Er kan nog meer bij, zongen we vroeger tijdens een spelletje
Welk afval moet in welke bak? Het lijkt allemaal heel logisch, maar het is toch helaas iets ingewikkelder dan het lijkt. Vooral de plastic bak, officieel de PMD-bak, vulden wij met wat later bleek verkeerd spul. Wij zagen piepschuim als een plasticsoort die in de oranje bak moet, maar dat hoort dus niet. De restbak, onze grijze dus, mag gevuld worden met meer spullen. Er kan nog meer bij, zongen we vroeger tijdens een spelletje, maar nu wordt van ons verwacht wat er dan nog meer bij mag in de restbak. Kleine stukjes plastic vallen door een scheidingszeef en komt zo bij het restafval. Dat spul kun je dus eigenlijk meteen bij het restafval dumpen. Ik denk bij dit advies: hoe klein moet dat stukje plastic dan zijn? Wat is de maximale grootte? Ik denk dat hier ook de reden te zien is, waarom de plastic draaidoppen op flessen dankzij een vernuftige vinding aan de fles blijven hangen.

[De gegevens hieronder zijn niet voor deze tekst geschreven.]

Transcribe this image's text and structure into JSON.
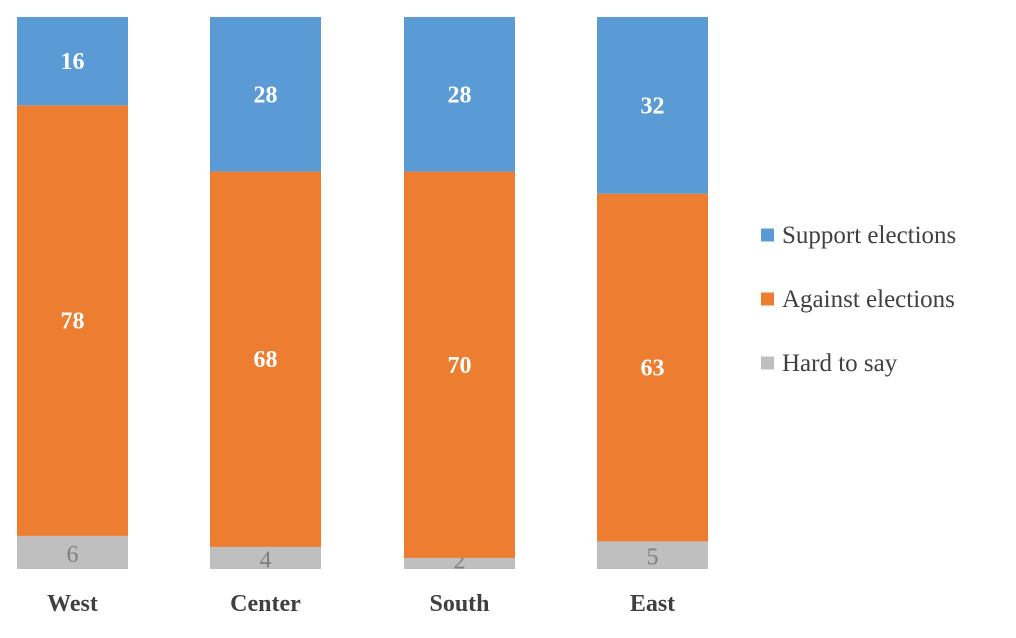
{
  "chart_data": {
    "type": "bar",
    "stacked": true,
    "normalized": true,
    "categories": [
      "West",
      "Center",
      "South",
      "East"
    ],
    "series": [
      {
        "name": "Hard to say",
        "values": [
          6,
          4,
          2,
          5
        ],
        "color": "#bfbfbf"
      },
      {
        "name": "Against elections",
        "values": [
          78,
          68,
          70,
          63
        ],
        "color": "#ed7d31"
      },
      {
        "name": "Support elections",
        "values": [
          16,
          28,
          28,
          32
        ],
        "color": "#5b9bd5"
      }
    ],
    "legend": {
      "placement": "right",
      "order": [
        "Support elections",
        "Against elections",
        "Hard to say"
      ]
    },
    "title": "",
    "xlabel": "",
    "ylabel": "",
    "ylim": [
      0,
      100
    ],
    "grid": false
  }
}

In Opmeer gingen de bewoners een challenge aan om juist minder afval in de restbak te gooien. Mijn tekstverwerkingsprogramma zet onder elke keer dat ik het woord restbak intik een kronkellijntje. Wanneer ik naar het alternatief zoek wordt voorgesteld roestbak te schrijven. Nu hoeft mijn tekstcorrectie programma verkeerde antwoorden niet altijd in de prullenbak van de computer te gooien, maar voor mij is nu duidelijk dat het begrip restbak kennelijk nog zo nieuw is, dat het dus ook niet verwonderlijk is dat veel mensen nog niet helemaal precies weten wat in wat past.
Sinds begin oktober is de HVC in Opmeer bezig om de bevolking wat meer vuilnisbewust te krijgen. Er komt in november een mobiele milieustraat langs in de diverse woonkernen om die bewustwording iets feestelijker te ondersteunen. Afvalverwerking kan hierdoor iets goedkoper worden. In hoeverre de afvaltarieven ook voor de leverende burgerij van Opmeer omlaag zullen gaan weet ik niet. Of dit Opmeerse vuilniseducatiemodel door HVC in de overige Westfriese gemeenten ook uitgeprobeerd gaat worden weet ik evenmin.
Wanneer je eigenlijk de conclusie moet trekken dat voor het voortbestaan van een prettige wereld de afwikkeling van de vuilnisafvoer nog een stuk moet verbeteren en dat hiertoe een opvoedingsaanvulling nodig is voor nagenoeg de complete bevolking, dan zou je geneigd zijn te vinden dat ook het punt van hoe om te gaan met afval al op de basisschool moet worden ingestampt. Sinds men daar al de grootste moeite schijnt te hebben met het instampen van lezen, taal en rekenen, mag je je afvragen of pogingen de volwassen bevolking alsnog de fijne kneepjes van afvalscheiding bij te brengen enigszins succesvol zullen zijn.
Dit stukje zou de opvatting kunnen versterken dat het toch zinloos is de wereld te verbeteren, maar het niet de bedoeling.
Ik merk nu dat het pessimistisch benaderen van een maatschappelijk probleem mij makkelijk afgaat. Dit stukje zou de opvatting kunnen versterken dat het toch zinloos is de wereld te verbeteren, maar het niet de bedoeling. Eigenlijk wil ik de boodschap overbrengen dat HVC met de activiteiten in Opmeer een aan te moedigen poging doet om onze eigen leefwereld te verbeteren. Vroeger zeiden bevlogen wereldverbeteraars wel eens: al zou er maar één persoon de boodschap goed oppakken, dan zou ik al tevreden zijn. Die mensen zijn dus verkeerd bezig, want tevredenheid past slechts bij aanwijsbare succes die horen bij de inspanningen die worden gepleegd.
Ik hoop van harte dat alle Westfriezen binnen niet al te lange tijd zich de weerbarstige problematiek rond afvalscheiding ook persoonlijk gaan aan trekken en dat HVC na de pilot in Opmeer niet de conclusie moet trekken dat goede afvalscheiding in deze regio trekken aan een dood paard zal blijken.